Cevap: Muhterem kardeşim, sorunuzun cevabı dünyadaki hayata bakış açınızla ve hayat felsefenizle doğrudan orantılıdır. Yani hayatı bir eğlence ve dünyayı bir eğlence kampı olarak görenler, tabii ki bu felsefeye ters düşen her olayı ve sahneyi yadırgar, hatta eleştirebilirler. Ancak hayatı bir imtihan ve dünyayı bir imtihan sahnesi olarak görenler de tabiidir ki olayları farklı olarak yorumlayacaklardır.

Yine hayatı dünya hayatıyla sınırlı görüp insanı da bir bitkiden farksız görenler, bu olayları da aynı istikamette yorumladıkları için, bunları bir adaletsizlik olarak yorumlayacakladır hiç kuşkusuz. Ama hayatı dünya hayatıyla kısıtlı görmeyip burayı geçici bir misafirhane gibi gören, burada gerçekleştirilen eylemleri, ebedi hayat için bir ekim işlemi, öbür dünyayı ise ürün alma yeri ve mevsimi olarak görenlerin yorumları da farklı olacaktır mutlaka.

Şunu bilmeliyiz ki, adaletsizlik o zaman söz konusu olurdu ki bir taraftan bir insana yüklenen sorumluluklar veya katlandığı zorluklar karşılıksız kalmış olsun. Öbür taraftan diğer bir insana hiçbir sorumluluk yüklenmemiş olsun ve verilen nimetlere karşılık hiçbir hesap kitap sorulmasın ve yanlışlarının, azgınlıklarının karşılığını görmemiş olsun. Oysa biliyoruz ki Rabbimiz Kur'an'da "Zerre kadar hayır işleyen de onun (karşılığını) görecektir, zerre kadar kötülük işleyen de." buyurmaktadır. (Zilzal, 7-8)

Kısacası bu dünya İlahi dünya görüşünde keyif çatma yeri değil, bir imtihan sahnesidir. Ancak imtihan vesileleri muhteliftir. Rabbimiz herkesi bir şeylerle imtihan etmektedir.
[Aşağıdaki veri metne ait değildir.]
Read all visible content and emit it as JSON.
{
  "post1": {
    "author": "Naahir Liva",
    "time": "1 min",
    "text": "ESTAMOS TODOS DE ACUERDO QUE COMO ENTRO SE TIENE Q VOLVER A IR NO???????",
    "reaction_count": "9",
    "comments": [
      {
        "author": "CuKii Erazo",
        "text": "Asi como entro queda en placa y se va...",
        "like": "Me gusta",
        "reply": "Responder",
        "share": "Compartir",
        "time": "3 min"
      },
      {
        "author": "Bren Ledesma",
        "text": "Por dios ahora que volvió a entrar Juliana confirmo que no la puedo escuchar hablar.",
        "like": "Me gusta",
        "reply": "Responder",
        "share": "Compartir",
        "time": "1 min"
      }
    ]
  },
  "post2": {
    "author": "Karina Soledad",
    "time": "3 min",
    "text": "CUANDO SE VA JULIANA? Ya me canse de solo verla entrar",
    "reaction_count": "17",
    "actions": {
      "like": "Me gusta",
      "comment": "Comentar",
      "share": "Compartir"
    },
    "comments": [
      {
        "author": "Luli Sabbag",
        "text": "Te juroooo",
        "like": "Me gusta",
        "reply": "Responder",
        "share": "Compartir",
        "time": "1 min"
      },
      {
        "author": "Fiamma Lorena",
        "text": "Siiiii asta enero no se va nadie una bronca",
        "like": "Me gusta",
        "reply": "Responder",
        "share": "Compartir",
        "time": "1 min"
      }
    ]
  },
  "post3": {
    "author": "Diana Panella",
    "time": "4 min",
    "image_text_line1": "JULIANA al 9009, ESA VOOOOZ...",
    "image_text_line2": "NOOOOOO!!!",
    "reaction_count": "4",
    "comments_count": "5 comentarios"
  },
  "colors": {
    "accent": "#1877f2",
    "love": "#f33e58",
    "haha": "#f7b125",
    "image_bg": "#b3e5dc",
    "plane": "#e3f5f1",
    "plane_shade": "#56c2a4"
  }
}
Bazılarını rahatlık ve refahla, bazılarını zorluklarla, bazılarını zenginlikle, bazılarını fakirlikle, bazılarını sıhhat ve selametle bazılarını ise hastalıkla vs. Önemli olan her insanın bunun farkında olup ona göre kendisini hazırlaması ve o durumların her birisinde Rabbinin istediği istikametten azmaması ve onun verdiğine razı olmasıdır.

Şunu da unutmamamız lazımdır ki insanın bu dünyada katlandığı zorluklar, ne kadar çok olursa öbür dünyadaki mükâfat ve makamı da o derece büyük olur ve vereceği hesapta da o derece kolaylık hâsıl olur. Tabi bunların hepsinde Allah rızasını gözetmek ve ihlâslı olmak şarttır.  

Tarihe baktığımızda Allah'ın en sevgili kulları olan Peygamberler ve Evliya, en çok sıkıntı çeken ve en çok belalara müptela olan kimselerdir. Hatta hadislerde "Allah kimi daha çok severse, daha çok belaya müptela kılar ki sevap ve mükâfatı artmış olsun ve dereceleri yükselsin"[1] buyrulmaktadır. İmam Cafer Sadık’tan (a.s) da şöyle nakledilmiştir: “Eğer mümin musibetlerde bulunan sevap ve mükâfatların ne kadar olduğunu bilseydi, makaslarla doğranmayı arzu ederdi!”[2]

Bir diğer husus ise şudur ki, İlahi dünya görüşünde dünya ve dünyanın süsü ziyneti ve malı servetinin fazla bir değer arz etmediğidir.  Bunlardan kâfir ve facir insanlara verilmesi de bir imtihan vesilesi olarak görülüp daha çok vebal sahibi olmaları içindir. Yani bir anlamda o imkânlar, gerçekçi bir gözle bakıldığında kâfirler ve kötüler için bir ceza niteliği taşımaktadır! Bu konuda bakın Rabbimiz Kur'an-ı Kerim'de ne buyuruyor: "O küfre sapanlar, kendilerine verilen mühleti, sakın kendileri için hayırlı sanmasınlar! Biz onlara, ancak günahları artsın diye mühlet vermekteyiz. Onlar için aşağılatıcı bir azap vardır." (Al-i İmran, 178)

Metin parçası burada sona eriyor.